Cicin Irfan, Karagol Hakan, Usta Ufuk, Sezer Atakan, Uzunoglu Sernaz, Alas-Cosar Rusen, Yetisyigit Tarkan, Uygun Kazim
Department of Medical Oncology, Faculty of Medicine, Trakya University, Hastanesi Medikal Onkoloji Bilim Dali, 22030 Edirne, Turkey.
Med Oncol. 2009;26(3):335-43. doi: 10.1007/s12032-008-9126-3. Epub 2008 Nov 12.
The aim of this study is to reveal likely demographic, clinical, and pathological differences among hormone receptor negative breast cancer patients according to their HER-2 status. The medical records of hormone receptor negative breast cancer patients with known HER-2 status between January 1999 and December 2006 were reviewed, retrospectively. A total of 91 cases were included in the study (68 HER-2 negative cases and 23 HER-2 positive cases). The results obtained showed that median age, menarche age, childbearing age, number of children, menopause age, and body-mass indexes were similar in both groups. The HER-2 negative patients had more family history of breast cancer than HER-2 positive patients (13.2% and 0%, respectively, P = 0.091). Eighty-three patients received neoadjuvant/adjuvant chemotherapy. Recurrence occurred in 41 (46.6%) patients. Neither recurrence nor disease-free survival of those patients was associated with HER-2 status. Tumor size (P = 0.042) and number of involved lymph nodes (P = 0.001) were found to be independent prognostic factors for disease-free survival. A tendency for more frequent cerebral metastasis was found in HER-2 positive advanced stage patients (P = 0.052). HER-2 positive patients were less responsive to taxanes (P = 0.071). The number of involved lymph nodes (P = 0.004) and HER-2 status (P = 0.043) were found to be prognostic factors for overall survival. HER-2 positive and negative patients should be followed and treated with different strategies. HER-2 positive patients are at least as resistant to systemic therapies as the HER-2 negative patients. Genetic counseling should be routinely provided to triple negative patients and their families. HER-2 positive patients may be candidates for prophylactic treatment strategies concerning cerebral metastasis.

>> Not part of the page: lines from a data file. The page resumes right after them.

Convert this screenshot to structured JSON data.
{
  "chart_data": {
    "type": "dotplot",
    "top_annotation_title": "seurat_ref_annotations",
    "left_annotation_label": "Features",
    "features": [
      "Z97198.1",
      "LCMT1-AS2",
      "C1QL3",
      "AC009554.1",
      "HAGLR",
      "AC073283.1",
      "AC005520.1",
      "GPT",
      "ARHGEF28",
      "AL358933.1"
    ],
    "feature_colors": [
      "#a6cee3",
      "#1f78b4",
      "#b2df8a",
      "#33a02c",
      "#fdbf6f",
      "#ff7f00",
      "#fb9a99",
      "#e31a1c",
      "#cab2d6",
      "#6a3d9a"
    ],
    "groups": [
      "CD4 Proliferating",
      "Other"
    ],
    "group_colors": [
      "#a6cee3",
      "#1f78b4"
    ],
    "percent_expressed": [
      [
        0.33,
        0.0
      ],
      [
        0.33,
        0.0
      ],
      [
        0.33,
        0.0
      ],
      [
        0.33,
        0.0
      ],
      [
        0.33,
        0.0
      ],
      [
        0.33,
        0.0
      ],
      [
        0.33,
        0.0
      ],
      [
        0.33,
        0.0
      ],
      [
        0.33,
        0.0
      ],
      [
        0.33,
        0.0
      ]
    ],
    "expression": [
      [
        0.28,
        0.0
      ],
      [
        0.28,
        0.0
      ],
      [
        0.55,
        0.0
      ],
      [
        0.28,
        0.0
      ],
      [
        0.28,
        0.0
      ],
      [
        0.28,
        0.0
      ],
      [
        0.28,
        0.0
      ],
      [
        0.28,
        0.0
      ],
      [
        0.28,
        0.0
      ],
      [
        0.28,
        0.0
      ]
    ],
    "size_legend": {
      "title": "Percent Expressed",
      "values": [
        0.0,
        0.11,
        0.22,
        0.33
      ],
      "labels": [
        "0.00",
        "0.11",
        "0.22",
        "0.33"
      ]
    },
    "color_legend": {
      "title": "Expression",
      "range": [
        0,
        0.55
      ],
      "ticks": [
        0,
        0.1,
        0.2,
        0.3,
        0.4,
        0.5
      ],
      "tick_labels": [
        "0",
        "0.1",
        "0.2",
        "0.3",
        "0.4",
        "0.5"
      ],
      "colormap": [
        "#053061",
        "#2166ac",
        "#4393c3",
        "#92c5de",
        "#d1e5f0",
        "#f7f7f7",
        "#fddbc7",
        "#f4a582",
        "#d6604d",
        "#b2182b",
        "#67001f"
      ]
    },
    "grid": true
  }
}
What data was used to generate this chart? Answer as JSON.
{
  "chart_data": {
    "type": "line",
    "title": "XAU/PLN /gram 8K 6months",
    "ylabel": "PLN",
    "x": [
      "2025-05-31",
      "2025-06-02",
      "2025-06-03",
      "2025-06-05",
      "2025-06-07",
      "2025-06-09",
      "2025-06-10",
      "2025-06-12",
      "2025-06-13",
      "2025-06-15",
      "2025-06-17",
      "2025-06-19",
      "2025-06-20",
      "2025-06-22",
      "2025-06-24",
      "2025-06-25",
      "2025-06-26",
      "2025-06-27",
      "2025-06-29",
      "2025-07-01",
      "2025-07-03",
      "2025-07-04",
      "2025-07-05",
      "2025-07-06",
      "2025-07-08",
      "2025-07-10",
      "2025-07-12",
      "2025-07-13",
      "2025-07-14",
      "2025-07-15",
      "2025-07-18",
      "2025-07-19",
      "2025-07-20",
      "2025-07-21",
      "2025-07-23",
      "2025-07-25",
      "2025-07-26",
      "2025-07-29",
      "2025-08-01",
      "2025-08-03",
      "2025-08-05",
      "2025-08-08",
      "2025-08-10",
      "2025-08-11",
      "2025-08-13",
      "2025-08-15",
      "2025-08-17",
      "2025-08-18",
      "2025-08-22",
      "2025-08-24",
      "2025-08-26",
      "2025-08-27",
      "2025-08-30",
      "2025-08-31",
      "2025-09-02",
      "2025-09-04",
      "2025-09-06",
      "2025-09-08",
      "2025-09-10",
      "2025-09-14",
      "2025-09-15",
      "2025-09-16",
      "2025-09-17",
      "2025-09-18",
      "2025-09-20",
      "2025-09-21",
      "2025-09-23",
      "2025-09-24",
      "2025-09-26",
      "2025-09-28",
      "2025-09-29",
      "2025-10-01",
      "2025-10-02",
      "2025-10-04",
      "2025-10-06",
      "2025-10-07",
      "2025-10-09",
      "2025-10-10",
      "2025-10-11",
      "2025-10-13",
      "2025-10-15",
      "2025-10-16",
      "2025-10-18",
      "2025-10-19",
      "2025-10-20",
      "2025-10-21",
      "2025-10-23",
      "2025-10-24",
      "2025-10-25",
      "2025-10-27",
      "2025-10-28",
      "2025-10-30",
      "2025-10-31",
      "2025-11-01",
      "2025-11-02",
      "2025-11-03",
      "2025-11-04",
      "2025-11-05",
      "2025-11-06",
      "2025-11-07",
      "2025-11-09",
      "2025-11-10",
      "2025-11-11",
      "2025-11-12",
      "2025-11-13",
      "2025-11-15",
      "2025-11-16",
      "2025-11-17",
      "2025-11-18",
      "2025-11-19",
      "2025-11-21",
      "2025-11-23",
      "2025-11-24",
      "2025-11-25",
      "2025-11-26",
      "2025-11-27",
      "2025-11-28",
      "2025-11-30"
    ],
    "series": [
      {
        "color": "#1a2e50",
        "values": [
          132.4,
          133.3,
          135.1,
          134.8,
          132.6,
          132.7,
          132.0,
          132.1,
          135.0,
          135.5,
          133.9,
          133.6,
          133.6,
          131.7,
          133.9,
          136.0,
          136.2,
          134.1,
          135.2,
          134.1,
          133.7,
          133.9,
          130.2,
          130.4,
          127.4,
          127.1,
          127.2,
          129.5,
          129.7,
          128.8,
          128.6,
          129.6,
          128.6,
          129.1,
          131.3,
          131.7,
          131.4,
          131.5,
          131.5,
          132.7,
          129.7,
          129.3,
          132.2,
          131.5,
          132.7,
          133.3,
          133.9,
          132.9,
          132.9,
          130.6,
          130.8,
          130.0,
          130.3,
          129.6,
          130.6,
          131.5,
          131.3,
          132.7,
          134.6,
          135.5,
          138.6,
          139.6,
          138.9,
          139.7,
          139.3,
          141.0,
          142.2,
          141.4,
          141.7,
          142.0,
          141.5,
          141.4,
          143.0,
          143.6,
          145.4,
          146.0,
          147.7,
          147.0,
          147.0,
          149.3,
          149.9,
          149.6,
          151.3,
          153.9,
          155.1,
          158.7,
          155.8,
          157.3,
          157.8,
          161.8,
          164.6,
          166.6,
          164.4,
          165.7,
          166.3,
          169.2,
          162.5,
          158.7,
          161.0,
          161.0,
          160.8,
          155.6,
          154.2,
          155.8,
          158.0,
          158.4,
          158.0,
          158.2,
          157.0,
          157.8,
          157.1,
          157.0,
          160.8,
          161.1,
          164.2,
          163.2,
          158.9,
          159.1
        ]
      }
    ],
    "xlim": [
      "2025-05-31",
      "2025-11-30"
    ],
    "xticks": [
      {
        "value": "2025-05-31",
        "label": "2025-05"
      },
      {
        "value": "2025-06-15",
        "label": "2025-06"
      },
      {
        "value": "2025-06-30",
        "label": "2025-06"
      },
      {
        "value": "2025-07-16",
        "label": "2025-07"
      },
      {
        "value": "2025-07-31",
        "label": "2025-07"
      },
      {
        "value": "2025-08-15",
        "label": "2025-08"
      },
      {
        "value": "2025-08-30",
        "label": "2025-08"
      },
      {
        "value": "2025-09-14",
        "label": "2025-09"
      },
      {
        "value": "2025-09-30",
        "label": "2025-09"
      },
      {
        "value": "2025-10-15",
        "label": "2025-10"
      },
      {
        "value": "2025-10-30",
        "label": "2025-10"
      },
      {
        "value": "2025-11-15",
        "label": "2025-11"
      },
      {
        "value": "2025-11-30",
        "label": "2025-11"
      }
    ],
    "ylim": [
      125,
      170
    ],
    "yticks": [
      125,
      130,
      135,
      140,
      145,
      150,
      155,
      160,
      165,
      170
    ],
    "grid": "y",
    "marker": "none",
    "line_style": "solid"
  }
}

本研究的目的是揭示激素受体阴性乳腺癌患者根据其HER-2状态在人口统计学、临床和病理方面可能存在的差异。回顾性分析了1999年1月至2006年12月间已知HER-2状态的激素受体阴性乳腺癌患者的病历。本研究共纳入91例患者(68例HER-2阴性病例和23例HER-2阳性病例)。结果显示,两组患者的年龄中位数、初潮年龄、生育年龄、子女数、绝经年龄和体重指数相似。HER-2阴性患者的乳腺癌家族史比HER-2阳性患者更多(分别为13.2%和0%,P = 0.091)。83例患者接受了新辅助/辅助化疗。41例(46.6%)患者出现复发。这些患者的复发情况和无病生存期均与HER-2状态无关。肿瘤大小(P = 0.042)和受累淋巴结数量(P = 0.001)被发现是无病生存期的独立预后因素。在HER-2阳性晚期患者中发现有更频繁发生脑转移的趋势(P = 0.052)。HER-2阳性患者对紫杉烷类药物的反应较差(P = 0.071)。受累淋巴结数量(P = 0.004)和HER-2状态(P = 0.043)被发现是总生存期的预后因素。HER-2阳性和阴性患者应采用不同的策略进行随访和治疗。HER-2阳性患者对全身治疗的耐药性至少与HER-2阴性患者相同。应常规为三阴性患者及其家属提供遗传咨询。HER-2阳性患者可能是关于脑转移预防性治疗策略的候选对象。